Сам он, не допускаемый больше к царской семье, но остававшийся на свободе, отправился в Тюмень, уже занятую белыми и управляемую генералом Колчаком (бывшим адмиралом Черноморского флота)[163]. Когда белая армия несколько дней спустя вошла в Екатеринбург, Ипатьевский дом, где находилась царская семья, оказался пустым. Вид разоренных комнат и подвала с пулевыми пробоинами и пятнами крови позволял предположить худшее.
Для выяснения судьбы царской семьи Колчак назначил следователя; его преемник, прокурор Соколов[164] на многие месяцы погрузился в кропотливую работу, чтобы установить обстоятельства гибели последнего царя и его семьи и местонахождение их останков. Идентификация и упорядочение найденных в доме доказательств была возможна только с помощью Жильяра и Гиббса.

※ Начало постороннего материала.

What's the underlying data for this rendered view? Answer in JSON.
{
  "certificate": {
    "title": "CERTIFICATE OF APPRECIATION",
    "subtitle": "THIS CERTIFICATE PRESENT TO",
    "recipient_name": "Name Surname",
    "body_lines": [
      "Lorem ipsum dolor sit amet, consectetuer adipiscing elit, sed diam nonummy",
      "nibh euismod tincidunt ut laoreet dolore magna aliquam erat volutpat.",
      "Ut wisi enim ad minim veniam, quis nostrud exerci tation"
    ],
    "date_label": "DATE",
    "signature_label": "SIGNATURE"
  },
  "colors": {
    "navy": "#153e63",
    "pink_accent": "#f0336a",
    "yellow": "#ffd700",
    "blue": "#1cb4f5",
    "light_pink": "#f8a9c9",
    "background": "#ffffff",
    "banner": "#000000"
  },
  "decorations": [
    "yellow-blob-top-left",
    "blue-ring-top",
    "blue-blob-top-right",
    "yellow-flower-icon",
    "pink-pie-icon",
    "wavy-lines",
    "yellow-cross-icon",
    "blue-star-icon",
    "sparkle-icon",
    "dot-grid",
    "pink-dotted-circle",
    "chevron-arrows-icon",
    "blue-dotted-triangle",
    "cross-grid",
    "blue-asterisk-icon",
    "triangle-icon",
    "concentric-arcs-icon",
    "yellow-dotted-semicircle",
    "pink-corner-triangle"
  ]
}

Члены Екатеринбургского Совета, чекисты и участники расстрела бежали перед падением Екатеринбурга. Поэтому удалось разыскать и схватить лишь отдельных причастных к убийству лиц. На основании их показаний картина гибели царской семьи прояснилась; с помощью крестьян удалось также найти лесную поляну близ деревни Коптяки, где останки семьи были сброшены в шахту.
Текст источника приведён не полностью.